Bir de Şanlıurfa'nın ulaşımla ve trafikle ilgili bir problemi var. Özellikle eski yerleşim yerlerindeki yollarda, malumunuz Şanlıurfa çok hızlı büyüyen bir şehir ve araç yolları o topraklara yeterli gelmediği için yolun kenarına park eden araçlar trafiği ciddi şekilde aksatıyor. Bazı kavşak düzenlemeleri ve yapılacak otoparklarla bu sorunu halletmek, buna bir çare bulmak gerekiyor.
Sağlıkla ilgili yeterince uzman olmadığı, yani bazı özellikle yan dallarda uzman eksikliği ve yatak eksikliğinden dolayı Türkiye'nin birçok yerinde olduğu gibi Şanlıurfa'da da benzer bir şikayet var.
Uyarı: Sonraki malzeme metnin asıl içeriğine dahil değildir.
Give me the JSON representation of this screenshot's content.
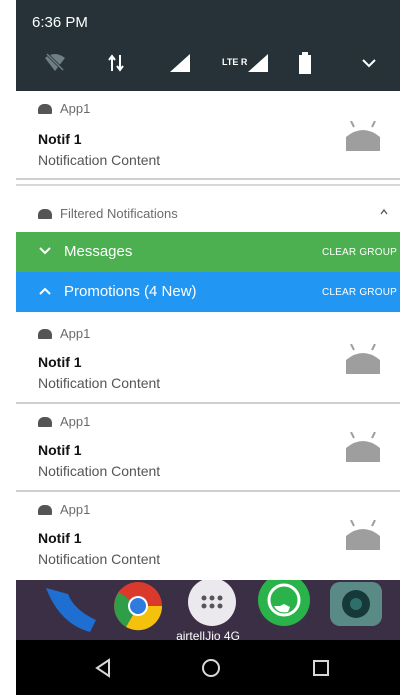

Randevu sisteminin sağlıklı çalışmadığı, randevu alınamadığı, boş yatak bulunmadığı yönünde şikayetler bize ulaşıyor. İnşallah bunları da biz Ankara'ya gittiğimizde Sağlık Bakanlığı yetkilileri ile de bu hususta görüşeceğiz.
Bir de eğitimle ilgili Türkiye'nin gündemdeki hususlardan birisi, malumunuz, Sayın Cumhurbaşkanı çok uzun bir süredir her çifte en az 3 çocuk diyor. Türkiye'de her evli kadın başına çocuk sayısı 2'nin epey altına indi. Böyle devam ederse, yakında nüfus azalacak. Türkiye'deki bu ortalamayı yükselten illerden birisi aslında Şanlıurfa. Buradaki doğurganlık oranı Türkiye'nin diğer taraflarından biraz daha yüksek. Şanlıurfa, tabii haliyle böyle olunca, diğer illere göre nüfusu biraz daha hızlı artıyor. Bu da hem derslik ihtiyacını hem de öğretmen ihtiyacını daha fazla hissettiriyor.
Atanan son atanan öğretmenlerin yaklaşık dörtte biri Şanlıurfa'ya atanmasına rağmen hala öğretmen açığı ve derslik açığı bulunuyor. Bununla ilgili de inşallah biz konunun takipçisi olacağız." ifadelerine yer verdi.